Dear all,

I need help with understanding the approach of so called "Multi-Stage modeling". I encountered a paper/research related to comparison of regression models for LGD estimation (a characteristic for LGD is that it is from interval <0;1>). The paper:

Since we observe a lot of observation with LGD = 0 and LGD = 1 (see distribution on page 3) it is recommended to use so called "Multi-Stage Modeling" or "Two-Stage Modeling". It means that firstly you perform a logistic regression to separate "No Recovery/No Loss" cases from "Some Recovery/Some Loss" cases for full sample (this is that I read). And then you perform a simple OLS (or other method) only for observation with LGD from interval (0,1) a then you multiply probability from the first logistic regression with LGD estimation from OLS. Actually this is the problem I don't understand properly.
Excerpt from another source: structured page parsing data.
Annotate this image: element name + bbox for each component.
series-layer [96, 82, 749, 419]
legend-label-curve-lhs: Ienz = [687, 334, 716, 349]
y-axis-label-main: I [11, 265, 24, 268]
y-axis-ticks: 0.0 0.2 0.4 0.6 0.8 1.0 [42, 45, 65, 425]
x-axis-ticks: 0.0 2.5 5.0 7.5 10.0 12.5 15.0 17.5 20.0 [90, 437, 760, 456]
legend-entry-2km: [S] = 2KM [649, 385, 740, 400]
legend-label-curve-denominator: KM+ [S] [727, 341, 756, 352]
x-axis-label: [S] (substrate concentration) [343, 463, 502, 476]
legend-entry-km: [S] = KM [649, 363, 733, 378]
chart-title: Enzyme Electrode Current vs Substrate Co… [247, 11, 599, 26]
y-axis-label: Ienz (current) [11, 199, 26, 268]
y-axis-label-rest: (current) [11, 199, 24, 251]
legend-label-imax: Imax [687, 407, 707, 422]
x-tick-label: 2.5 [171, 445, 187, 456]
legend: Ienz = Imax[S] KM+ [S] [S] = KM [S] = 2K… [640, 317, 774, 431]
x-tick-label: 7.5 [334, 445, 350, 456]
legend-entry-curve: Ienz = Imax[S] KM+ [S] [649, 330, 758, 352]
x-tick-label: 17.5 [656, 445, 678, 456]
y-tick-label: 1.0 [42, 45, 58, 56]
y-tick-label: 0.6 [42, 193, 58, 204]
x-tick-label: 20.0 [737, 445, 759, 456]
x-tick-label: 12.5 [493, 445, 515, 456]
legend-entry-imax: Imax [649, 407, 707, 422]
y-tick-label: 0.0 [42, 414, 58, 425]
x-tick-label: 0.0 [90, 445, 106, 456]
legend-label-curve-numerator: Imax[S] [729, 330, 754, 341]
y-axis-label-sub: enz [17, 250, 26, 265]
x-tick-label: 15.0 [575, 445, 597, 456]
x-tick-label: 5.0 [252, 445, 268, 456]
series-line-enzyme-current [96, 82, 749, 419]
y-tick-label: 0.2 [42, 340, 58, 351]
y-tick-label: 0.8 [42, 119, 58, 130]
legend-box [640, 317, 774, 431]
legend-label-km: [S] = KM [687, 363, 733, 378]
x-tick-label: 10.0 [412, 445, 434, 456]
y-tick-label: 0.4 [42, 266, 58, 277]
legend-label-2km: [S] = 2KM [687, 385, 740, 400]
Please, have a look at the attached PDF on page 13 where you can find a decision tree approach (multi-stage approach). After that, on the page 14 you can find a formula for calculation estimated LGD.

Could anybody please explain me how to perform such model in practice? Why they are talking about 2 logistic models?

Isn't it sufficient to estimate only one logistic regression? To separate observation with LGD = 0 and observation with LGD > 0 for the full sample and then perform OLS only for observation with LGD in interval (0;1)?

If it is sufficient to do it in that way, what would be the formula for calculation the definite LGD?

Please, I really need help with this issue. I appreciate every suggestion.

Thank you very much.